Shane McKeon, Assistant Campus Editor

A Northwestern psychology professor co-authored a study arguing the “word gap” between lower income children and more affluent children, who hear more words during early childhood, can be combated at as early as two or three months of age.

Psychology Prof. Sandra Waxman and New York University Prof. Athena Vouloumanos write in their article “Listen Up! Speech is for Thinking During Infancy” that parents should speak to their infants more.

“It’s not because (children) have low vocabularies that they fail to achieve later on,” Waxman said in a University news release. “That’s far too simple. The vocabulary of a child — raised in poverty or in plenty — is really an index of the larger context in which language participates.”

The “word gap” refers to the difference in the number of words lower income children and more affluent children hear during their early childhoods. A 2003 study found children from “professional” families will hear 30 million more words in their first three years than children from “welfare” families.
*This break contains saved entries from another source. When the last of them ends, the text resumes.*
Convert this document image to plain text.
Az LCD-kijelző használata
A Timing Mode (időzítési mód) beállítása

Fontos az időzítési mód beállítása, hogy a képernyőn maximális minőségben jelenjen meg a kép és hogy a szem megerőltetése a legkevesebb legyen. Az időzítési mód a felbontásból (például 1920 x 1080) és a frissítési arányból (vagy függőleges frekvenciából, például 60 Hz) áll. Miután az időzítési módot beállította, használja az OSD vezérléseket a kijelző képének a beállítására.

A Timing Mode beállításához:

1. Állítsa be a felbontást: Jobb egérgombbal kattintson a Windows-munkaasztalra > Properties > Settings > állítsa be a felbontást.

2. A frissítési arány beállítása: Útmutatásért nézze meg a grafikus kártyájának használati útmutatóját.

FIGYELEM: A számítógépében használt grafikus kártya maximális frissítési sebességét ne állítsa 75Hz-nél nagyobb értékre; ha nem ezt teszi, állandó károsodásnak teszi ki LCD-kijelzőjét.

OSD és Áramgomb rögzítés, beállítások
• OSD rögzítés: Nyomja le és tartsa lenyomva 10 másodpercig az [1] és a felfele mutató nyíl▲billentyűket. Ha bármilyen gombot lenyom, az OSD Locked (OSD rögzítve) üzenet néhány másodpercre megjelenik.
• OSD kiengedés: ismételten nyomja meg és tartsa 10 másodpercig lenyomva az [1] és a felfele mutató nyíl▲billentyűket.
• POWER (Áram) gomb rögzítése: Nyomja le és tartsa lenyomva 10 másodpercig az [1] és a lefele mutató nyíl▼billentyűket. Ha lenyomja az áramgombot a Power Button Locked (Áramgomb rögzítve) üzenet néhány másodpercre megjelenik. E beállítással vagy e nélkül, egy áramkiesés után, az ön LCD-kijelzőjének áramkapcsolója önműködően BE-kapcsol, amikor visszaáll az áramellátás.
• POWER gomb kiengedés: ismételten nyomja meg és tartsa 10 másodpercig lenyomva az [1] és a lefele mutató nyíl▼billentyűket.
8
In their article, Waxman and Vouloumanos summarize new research that shows infants who listen to speech gain more than language skills. In the news release, Vouloumanos said listening to speech also “promotes the babies’ acquisition of the fundamental cognitive and social psychological capacities that form the foundation for subsequent learning.”

“These new results, culled from several different labs including our own, tell us that infants as young as 2 or 3 months of age not only love to listen to speech, but that they learn about fundamental cognitive and social relations better in the context of listening to speech than in any other context we’ve discovered yet,” Waxman said in the release.